DJ is improving by the day. Weighing only 5 pounds at birth, he’s now closer to 20. (“He eats like a champ now,” Roberts said.) While he once needed to be given 40 breaths per minute on the ventilator, he’s between 9 and 11 now. He can open his mouth enough now to take a pacifier. He’ll need more surgeries — fixing the cleft palate is a significant one — but has a chance to go on to live a normal life.

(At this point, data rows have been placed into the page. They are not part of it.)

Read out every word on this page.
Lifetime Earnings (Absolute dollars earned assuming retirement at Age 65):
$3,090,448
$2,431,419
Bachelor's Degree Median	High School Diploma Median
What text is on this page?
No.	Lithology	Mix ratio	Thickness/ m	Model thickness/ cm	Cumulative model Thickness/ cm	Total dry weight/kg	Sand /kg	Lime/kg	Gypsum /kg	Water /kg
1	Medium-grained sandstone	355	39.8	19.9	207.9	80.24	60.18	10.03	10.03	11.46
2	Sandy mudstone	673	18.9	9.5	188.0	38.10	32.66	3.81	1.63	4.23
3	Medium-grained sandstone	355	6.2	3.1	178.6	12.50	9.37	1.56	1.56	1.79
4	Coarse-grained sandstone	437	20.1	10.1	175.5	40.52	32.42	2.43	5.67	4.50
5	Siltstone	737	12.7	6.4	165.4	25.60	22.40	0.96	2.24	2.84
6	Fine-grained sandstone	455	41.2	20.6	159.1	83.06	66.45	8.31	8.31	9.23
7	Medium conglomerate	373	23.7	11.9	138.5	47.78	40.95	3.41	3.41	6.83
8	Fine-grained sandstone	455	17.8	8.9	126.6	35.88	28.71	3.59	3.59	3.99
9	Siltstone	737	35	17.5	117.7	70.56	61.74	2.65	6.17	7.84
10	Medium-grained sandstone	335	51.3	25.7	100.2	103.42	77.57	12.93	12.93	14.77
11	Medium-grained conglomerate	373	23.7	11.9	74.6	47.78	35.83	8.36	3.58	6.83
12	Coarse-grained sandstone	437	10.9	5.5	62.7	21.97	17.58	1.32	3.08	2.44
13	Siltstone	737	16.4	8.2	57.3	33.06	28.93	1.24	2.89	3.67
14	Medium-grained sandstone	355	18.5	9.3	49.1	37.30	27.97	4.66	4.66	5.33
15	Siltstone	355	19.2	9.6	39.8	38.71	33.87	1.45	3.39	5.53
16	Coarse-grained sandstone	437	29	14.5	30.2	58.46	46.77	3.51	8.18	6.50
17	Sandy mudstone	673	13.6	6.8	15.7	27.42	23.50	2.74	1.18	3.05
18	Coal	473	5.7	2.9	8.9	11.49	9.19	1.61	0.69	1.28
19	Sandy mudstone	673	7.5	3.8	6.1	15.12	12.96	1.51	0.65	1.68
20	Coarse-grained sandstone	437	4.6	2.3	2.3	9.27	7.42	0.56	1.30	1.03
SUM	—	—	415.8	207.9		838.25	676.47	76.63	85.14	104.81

“As time goes on, the older he gets, the stronger he gets and the more he can do,” Roberts said. “So it’s one of those things where the older he gets, the more he can out-grow everything.”
Still, it’s not without significant costs. Insurance covered a lot of it, but DJ will still need home care that could be expensive.
It’s why Gomez’s sister started a Go Fund Me page, which as of Sunday had raised $4,700. DJ’s godfather is Jordan Eason, Roberts’ best friend and former high school teammate who played offensive line at Air Force. He and his wife Cristina set up a fundraiser at Cypress Creek Golfers’ Club in Smithfield on May 31. Registered groups will golf and items will be auctioned to raise money.
“Being from the town that we’re from, everyone knows everyone,” Roberts said. “It’s almost like a big cookout.”
Roberts’ coaching odyssey, meanwhile, is only beginning. Shortly after returning to Virginia following spring ball, he found out he had been hired as the quarterbacks coach, special teams coordinator and strength and conditioning coach at Earlham College, a Division III school in Richmond, Indiana.
If all goes to plan, he’ll start there in June, continuing to juggle a career with unusual time demands and fatherhood, a difficult task, but one made better by DJ’s improving condition.
“It’s been tough,” Roberts said, “but it gets a lot easier.”